A commercially available Cyranose-320™ conducting polymer-based electronic nose system was used to analyze the headspace from stored barley samples. Three types of barley samples were analyzed, namely, clean barley, naturally Fusarium infected barley and Fusarium inoculated clean barley. The barley samples were stored at moisture contents of 13, 18, 20 and 25 g of water/100 g sample. The raw signals obtained from the electronic nose system were pre-processed by various signal-processing techniques to extract area-based features. Principal component analysis was subsequently performed on the processed signals to further reduce the dimensionalities. Classification models using linear (LDA) and quadratic discriminant analyses (QDA) were developed using the extracted features.

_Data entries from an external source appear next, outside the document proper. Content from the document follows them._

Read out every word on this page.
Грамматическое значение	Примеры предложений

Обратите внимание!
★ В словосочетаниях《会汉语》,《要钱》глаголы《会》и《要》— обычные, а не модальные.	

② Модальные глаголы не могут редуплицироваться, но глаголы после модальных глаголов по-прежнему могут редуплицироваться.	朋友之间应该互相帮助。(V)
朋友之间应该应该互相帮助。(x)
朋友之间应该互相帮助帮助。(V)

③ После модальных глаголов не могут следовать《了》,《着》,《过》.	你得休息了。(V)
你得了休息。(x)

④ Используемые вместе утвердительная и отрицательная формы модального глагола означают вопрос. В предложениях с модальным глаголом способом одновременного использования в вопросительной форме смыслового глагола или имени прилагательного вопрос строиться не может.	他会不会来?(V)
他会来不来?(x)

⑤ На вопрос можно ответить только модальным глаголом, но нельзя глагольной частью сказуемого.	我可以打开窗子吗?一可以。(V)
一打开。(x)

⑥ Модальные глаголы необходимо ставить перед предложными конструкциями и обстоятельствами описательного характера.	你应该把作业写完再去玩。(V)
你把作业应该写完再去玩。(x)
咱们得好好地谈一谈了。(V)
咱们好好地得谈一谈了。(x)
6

The performance of the developed models was validated using leave-1-out cross validation and bootstrapping method. The models classified the barley samples stored into two groups based on the ergosterol content, i.e., “acceptable” (ergosterol content <3.0 μg/g) and “unacceptable” (ergosterol content ?3.0 μg/g). Overall, the total maximum classification accuracy obtained was 86.8% by both LDA and QDA when leave-1-out cross-validation was used. By bootstrapping validation the maximum total classification accuracy obtained was 86.4% and 86.1% respectively, by QDA and LDA. The study proves that there is potential in using an electronic nose system for indicating mold spoilage in stored grains, and necessitates future studies in this direction.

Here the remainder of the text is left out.